4.7 million pigs culled in Vietnam as African swine fever spreads

Approximately 4.7 million pigs have been culled in Vietnam to contain the spread of African swine fever (ASF) which has now spread to all 63 provinces of the country.

Speaking to international news agency Reuters, Pham Van Dong, the head of the Vietnamese Animal Health Department, confirmed the number, and highlighted the difficulties in containing the disease, due to the lack of a vaccine.

“We have culled around 4.7 million pigs and, as you can see, the Ministry of Agriculture and Rural Development has confirmed that the outbreak has now spread to all 63 provinces and cities” the official said.

According to figures quoted by Reuters, Vietnam’s national pig herd fell 18.5% from December 2018 to the end of July 2019. The country’s pig industry is valued at the equivalent of €3.6 billion – 10% of its agriculture sector.

The first cases of the disease in Vietnam were discovered on three separate farms in February.

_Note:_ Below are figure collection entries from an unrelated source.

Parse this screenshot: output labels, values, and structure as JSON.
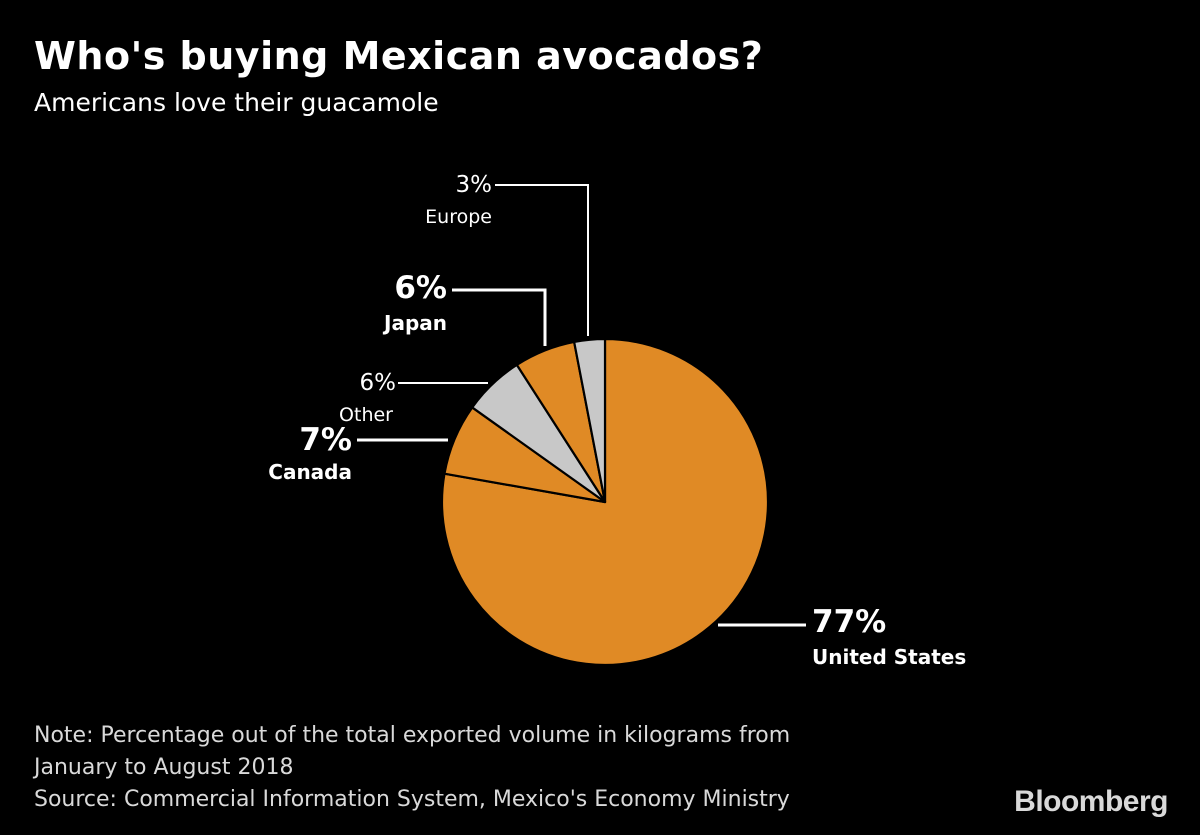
{
  "header": {
    "title": "Who's buying Mexican avocados?",
    "subtitle": "Americans love their guacamole"
  },
  "chart_data": {
    "type": "pie",
    "title": "Who's buying Mexican avocados?",
    "subtitle": "Americans love their guacamole",
    "start": "12 o'clock",
    "direction": "clockwise",
    "slices": [
      {
        "label": "United States",
        "value": 77,
        "value_label": "77%",
        "color": "#E08A25",
        "emphasis": "bold"
      },
      {
        "label": "Canada",
        "value": 7,
        "value_label": "7%",
        "color": "#E08A25",
        "emphasis": "bold"
      },
      {
        "label": "Other",
        "value": 6,
        "value_label": "6%",
        "color": "#C8C8C8",
        "emphasis": "normal"
      },
      {
        "label": "Japan",
        "value": 6,
        "value_label": "6%",
        "color": "#E08A25",
        "emphasis": "bold"
      },
      {
        "label": "Europe",
        "value": 3,
        "value_label": "3%",
        "color": "#C8C8C8",
        "emphasis": "normal"
      }
    ]
  },
  "footer": {
    "note_line1": "Note: Percentage out of the total exported volume in kilograms from",
    "note_line2": "January to August 2018",
    "source": "Source: Commercial Information System, Mexico's Economy Ministry",
    "brand": "Bloomberg"
  },
  "colors": {
    "background": "#000000",
    "text": "#FFFFFF",
    "accent": "#E08A25",
    "secondary": "#C8C8C8"
  }
}
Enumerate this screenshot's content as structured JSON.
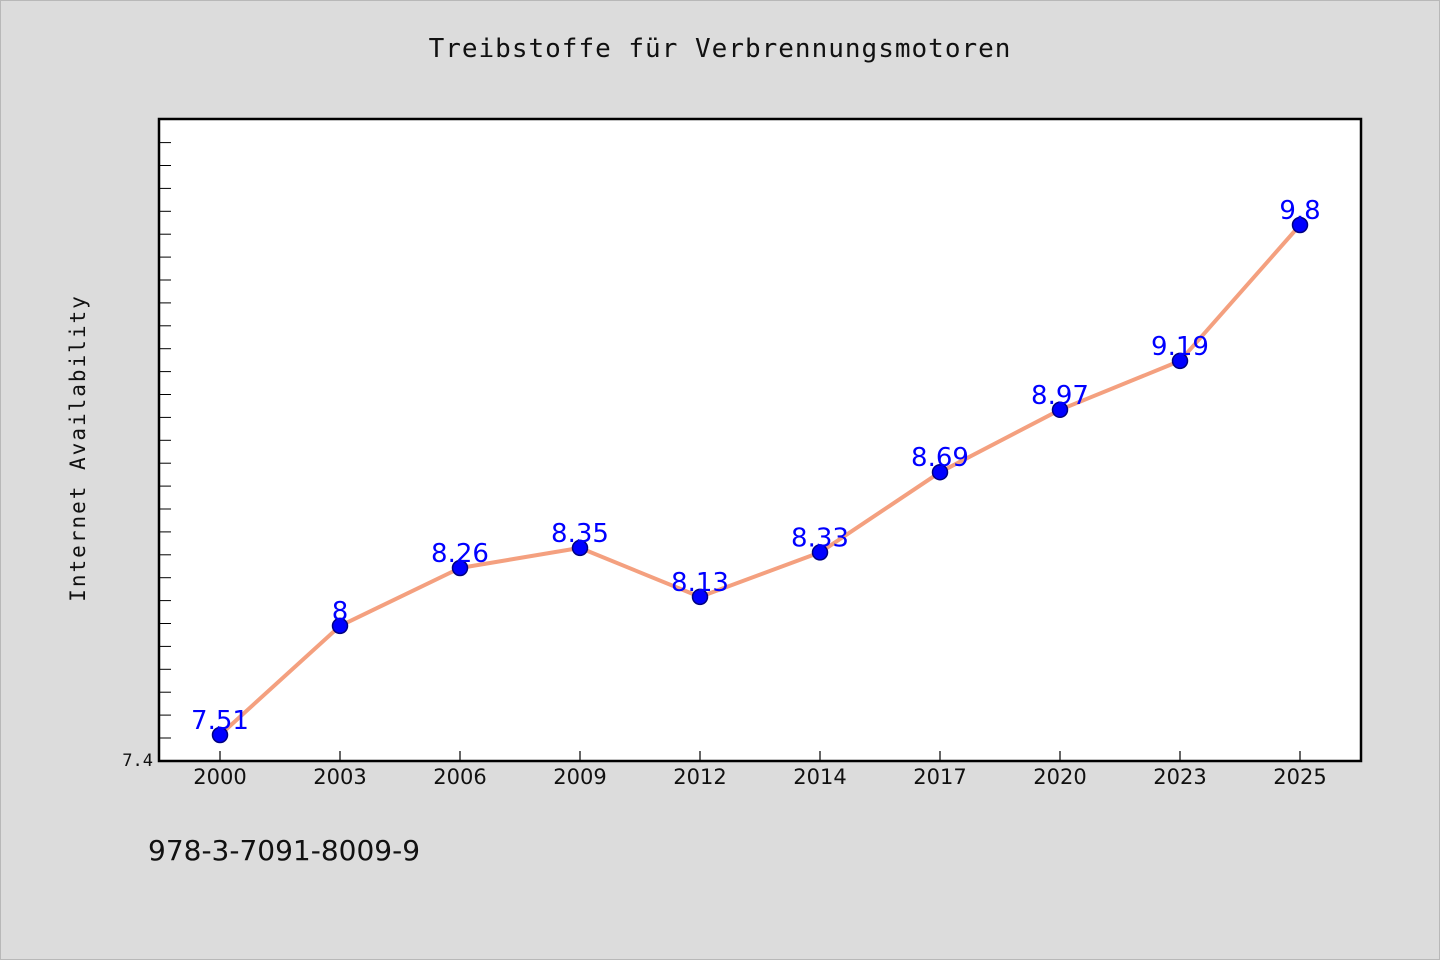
{
  "chart_data": {
    "type": "line",
    "title": "Treibstoffe für Verbrennungsmotoren",
    "xlabel": "",
    "ylabel": "Internet Availability",
    "categories": [
      "2000",
      "2003",
      "2006",
      "2009",
      "2012",
      "2014",
      "2017",
      "2020",
      "2023",
      "2025"
    ],
    "series": [
      {
        "values": [
          7.51,
          8,
          8.26,
          8.35,
          8.13,
          8.33,
          8.69,
          8.97,
          9.19,
          9.8
        ]
      }
    ],
    "data_labels": [
      "7.51",
      "8",
      "8.26",
      "8.35",
      "8.13",
      "8.33",
      "8.69",
      "8.97",
      "9.19",
      "9.8"
    ],
    "y_tick_labels": [
      "7.4"
    ],
    "ylim": [
      7.4,
      10.2
    ],
    "grid": false,
    "legend": "none",
    "colors": {
      "line": "#f4a07f",
      "marker": "#0000ff",
      "marker_edge": "#000080",
      "data_label": "#0000ff",
      "plot_background": "#ffffff",
      "page_background": "#dcdcdc"
    }
  },
  "footer": {
    "code": "978-3-7091-8009-9"
  }
}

Closer to home, some 130,00 pigs were culled in Bulgaria at the end of July and the beginning of August in what was described as a “worrying escalation of ASF cases in domestic pigs in eastern Europe”, according to the National Pig Association in the UK.

In Ireland, Michael Creed, the Minister for Agriculture, Food and the Marine, said in July that ASF can be kept out of Ireland “if everyone plays there part”.

He was speaking after traces of the virus were discovered at a Northern Ireland airport.

We can keep ASF out of Ireland if everyone – including farmers, veterinary practitioners, industry representatives and members of the public – play their part.

“The critical control measure that will protect Ireland’s valuable pig industry is the implementation by farmers – both commercial and hobby – of strict biosecurity measures on-farm,” the minister argued.